Storms have largely settled down across the Kansas City area after a severe thunderstorm watch covered parts of northeast Kansas and northwest Missouri overnight Wednesday. The watch expired at 2 a.m. Wednesday, but forecasters still said scattered showers and storms could linger into early morning, mainly north and northeast of the metro.
Conditions are expected to stay relatively quiet through midday Wednesday before another round of storms develops later in the afternoon. The next system could bring a renewed risk for severe weather between about 3 p.m. and 9 p.m.
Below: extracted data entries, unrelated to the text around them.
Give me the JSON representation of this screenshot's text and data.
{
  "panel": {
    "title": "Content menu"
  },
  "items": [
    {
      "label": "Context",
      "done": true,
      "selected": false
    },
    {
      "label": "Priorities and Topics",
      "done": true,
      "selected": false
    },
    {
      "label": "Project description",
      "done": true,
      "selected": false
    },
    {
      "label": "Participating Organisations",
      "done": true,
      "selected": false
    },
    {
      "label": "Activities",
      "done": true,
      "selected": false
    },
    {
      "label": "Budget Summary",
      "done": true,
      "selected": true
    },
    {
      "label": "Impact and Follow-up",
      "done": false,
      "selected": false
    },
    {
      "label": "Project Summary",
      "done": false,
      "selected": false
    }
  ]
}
Wednesday, with the timing of the threat coming earlier in the evening than previous storms.
That shift matters because it shortens the window between the quiet stretch in the morning and the next round of potentially stronger weather later in the day. The pattern is a short-term one for the Kansas City area, but it gives commuters, schools and anyone planning to be outside a much tighter runway before conditions can turn again.
Even after the overnight watch ended, the setup did not fully clear out. The lingering showers early Wednesday morning and the expected redevelopment later in the day show that the atmosphere remains unsettled, and the day’s calmer hours are only temporary.
The question now is whether the afternoon round stays limited or turns severe during that 3 p.m. to 9 p.m. window. For Kansas City, the answer is not to count on the morning calm lasting into the evening.